Last week one of my friends sent me a screenshot of her Facebook "On This Day" feed where I was trying to get everyone to leave Facebook for Google+. She had her laugh, and so did I, but I found myself still thinking about it a couple of days later.
Google shutting down its slowly dying social network wasn't a surprise, and it wasn't really something that upset me, but remembering the original promise of Google+ left me kind of angry. At its start, Google+ was the continuation of this larger vision the company had for its services, and that entire vision has now completely disappeared.
And I'm probably not going to get over it.
Long before Google+, I got my whole family hooked on Hangouts and Google Reader. Over that year I had just about everyone I knew using both of them, and it was great. When Google Voice came out, my whole family signed up for that as well. This was a Google family, and most of my friends followed suit. The ecosystem I'd created for myself was fantastic. I didn't need to know anyone's phone number. I didn't need to have a bunch of different messaging apps installed. Everything just worked.
The only barrier to entry was a Google account, and everyone not only had one of those but absolutely loved using it right? RIGHT?!
For me, Google+ took this ecosystem I'd created for myself and expanded it to the rest of the world. When I wanted to talk to a friend on G+, I tapped in their name and could immediately reach them via Hangouts. I didn't need to know anyone's phone number or address, just their online profile. To me, this was the future. And it was only going to get better as Google started talking about unifying different chat services under the Hangouts banner.
This was supposed to be a single communication layer, completely replacing all of these aging and broken communication mechanisms we'd been using as the internet grew up around us. No hardware boundaries, no need to remember nine different apps to reach all your friends and family, just an internet connection and you're there with the rest of the world.
Some of this excitement was borne of my own ignorance. I mean, the only barrier to entry was a Google account and everyone not only had one of those but absolutely loved using it, right? Right?! Wrong.
As Google was constructing its web-based walled garden, Microsoft and Apple were making sure there were at least some competing services for people to fall in love with. And a lot of my thought then was very U.S.-centric; the rest of the world didn't have access to this experience for a variety of reasons. To those people, the Google account was the obnoxious other account they had to sign in to in order to reach some of their friends. And my personal bubble was not as big as I thought it was; there simply weren't that many people who both saw and wanted Google in their entire web experience.
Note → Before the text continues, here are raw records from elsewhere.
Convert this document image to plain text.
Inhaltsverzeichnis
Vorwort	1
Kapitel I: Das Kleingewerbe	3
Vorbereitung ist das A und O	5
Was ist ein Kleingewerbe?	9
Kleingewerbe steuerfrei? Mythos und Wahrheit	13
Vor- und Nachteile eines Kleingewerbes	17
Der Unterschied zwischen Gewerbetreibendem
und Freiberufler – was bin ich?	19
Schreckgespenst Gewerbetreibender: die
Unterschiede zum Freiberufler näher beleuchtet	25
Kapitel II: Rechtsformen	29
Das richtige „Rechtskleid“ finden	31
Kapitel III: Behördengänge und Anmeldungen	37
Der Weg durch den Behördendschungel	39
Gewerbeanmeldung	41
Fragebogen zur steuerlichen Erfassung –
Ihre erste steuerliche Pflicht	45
Unfortunately, by the time Google realized lots of folks would rather have pieces of their experience instead of an all-or-nothing approach, it was too late. Google Reader had already been shut down to encourage people to use G+ as their news feed, Hangouts had already not lived up to its unified messaging promise, and YouTube was filled with videos of people actively raging about being forced to use G+ as a comment moderation system.
For people like me, things have only gotten worse. Hangouts is now an "enterprise" app, in exchange for two different apps (Allo and Duo) which both rely heavily on phone numbers for identity. Google+ is on the way out. Inbox, another app I love, is dying. None of the things I once saw as pillars of the Google experience are going to be here in a year. The unified Web, which I now admit was never really a thing to begin with, will soon be fully eradicated.
Google's priorities have shifted, and as difficult as it is for me to admit those new priorities are generally better. My Lenovo Smart Display tells me when I need to leave my house to get to a meeting on time; Google Photos automatically pings my parents when I've backed up photos of their grandkids, and my Pixel 3 will soon screen calls for me.
Google Assistant is the new unified experience. This layer across all of Google that improves my life by doing things for me. I still want those other things, and I still think Google is the best company to handle the challenges associated with unifying communication across the world, but it doesn't seem like that's going to happen anytime soon.